Avec Reine de mémoire, la réputée auteure de science-fiction aborde, avec une certaine angoisse, un genre inédit pour elle: la fantasy pour adultes. Un genre qui «joue encore plus directement dans les mythes et les archétypes. Et il y a un effet de nostalgie. La science-fiction serait la littérature de la connaissance; la fantasy, celle de la reconnaissance, où on reconnaît des motifs, des thèmes éternels».

Pour Élisabeth Vonarburg, cette incursion dans la fantasy représente aussi «un pas de plus vers mon matériau personnel, avec lequel j'ai toujours eu des problèmes. Si j'ai commencé à écrire de la science-fiction à 16 ans, c'est parce que j'avais l'illusion que ça ne parlait pas du tout de moi. Au bout de 10 ans, après avoir écrit des milliers de pages, et pris de la distance en m'établissant au Canada, j'ai fini par comprendre que ça ne parlait que de moi. J'ai toujours utilisé l'écriture pour mieux me comprendre, mieux comprendre ma vie, la vivre mieux, pour apprendre, me consoler ou me défier. C'est devenu ma drogue. Mais je me suis rendu compte que j'ai besoin des déguisements que me permettent la science-fiction et la fantasy. Pas pour me cacher d'autrui, mais pour mieux me voir. À travers le langage des mythes ou des symboles, je me dis un certain nombre de choses que je ne peux pas exprimer aussi efficacement autrement.»

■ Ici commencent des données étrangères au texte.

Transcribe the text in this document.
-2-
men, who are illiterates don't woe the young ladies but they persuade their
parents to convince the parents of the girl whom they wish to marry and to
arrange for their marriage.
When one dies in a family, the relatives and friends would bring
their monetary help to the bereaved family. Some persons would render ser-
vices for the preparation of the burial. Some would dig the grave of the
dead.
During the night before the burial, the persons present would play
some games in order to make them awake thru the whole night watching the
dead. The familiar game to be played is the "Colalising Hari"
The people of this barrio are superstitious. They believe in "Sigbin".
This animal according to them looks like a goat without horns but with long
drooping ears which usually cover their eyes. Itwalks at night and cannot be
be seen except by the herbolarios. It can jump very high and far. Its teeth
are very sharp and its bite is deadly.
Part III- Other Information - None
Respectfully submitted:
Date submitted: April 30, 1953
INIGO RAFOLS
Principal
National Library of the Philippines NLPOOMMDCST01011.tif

De la même façon que les mondes inventés par les auteurs de l'imaginaire font écho à ici, à «nos problèmes, nos craintes, nos désirs, nos rêves, sous des habillements différents». Reine de mémoire contient donc notre monde post-11 septembre 2001. Le roman était déjà bien amorcé quand les tours jumelles se sont effondrées, et avec elles la capacité d'écriture d'Élisabeth Vonarburg. Une panne qui a duré un an, et donné une grande frousse à l'écrivain. «Je suis une créature de mots, et s'ils me font défaut, je n'ai plus rien. Puis, j'ai décidé que ce n'était pas absurde de continuer à écrire. Ce monde-là ne me plaisait pas, mais je pouvais juste faire ce que je faisais le mieux: écrire.»

Écrire notamment sur les relations avec les cultures étrangères, et sur le problème du mal, qui intéresse toujours Vonarburg. «Ce serait tellement facile si les monstres ressemblaient à des monstres! C'est la banalité du mal qui est effrayante. Et notre capacité d'aveuglement face à notre propre noirceur. Moi, ce qui me terrifie, ce sont les gens bien intentionnés qui pensent qu'ils font le bien, qui sont certains d'avoir raison. George W. Bush n'est pas un monstre. Pourtant, le résultat de ses actions est épouvantable. Il a choisi de ne pas en avoir conscience. Nous pratiquons tous des cécités sélectives.»

La soeur de Jésus

L'auteure de Chroniques du Pays des mères s'y interroge aussi sur la place et l'image de la femme dans les religions de la culture judéo-chrétienne. Cette féministe ne constate guère de progrès. Un statut qui découlerait de la scission entretenue entre le corps et l'esprit dans nos cultures. «Il y a une dignité, un sens du rapport à la nature, à la chair, à la matière qui a été complètement bousillé par la religion judéo-chrétienne, telle qu'appliquée à partir du IVe ou Ve siècle. Cette séparation m'a toujours beaucoup achalée. Il y a une interaction constante entre ce qu'on appelle le corps et ce qu'on appelle l'esprit. Et ça marche dans les deux sens. On a créé quantité de problèmes avec cette dichotomie, dans tous les domaines, la médecine comme les lois sociales.»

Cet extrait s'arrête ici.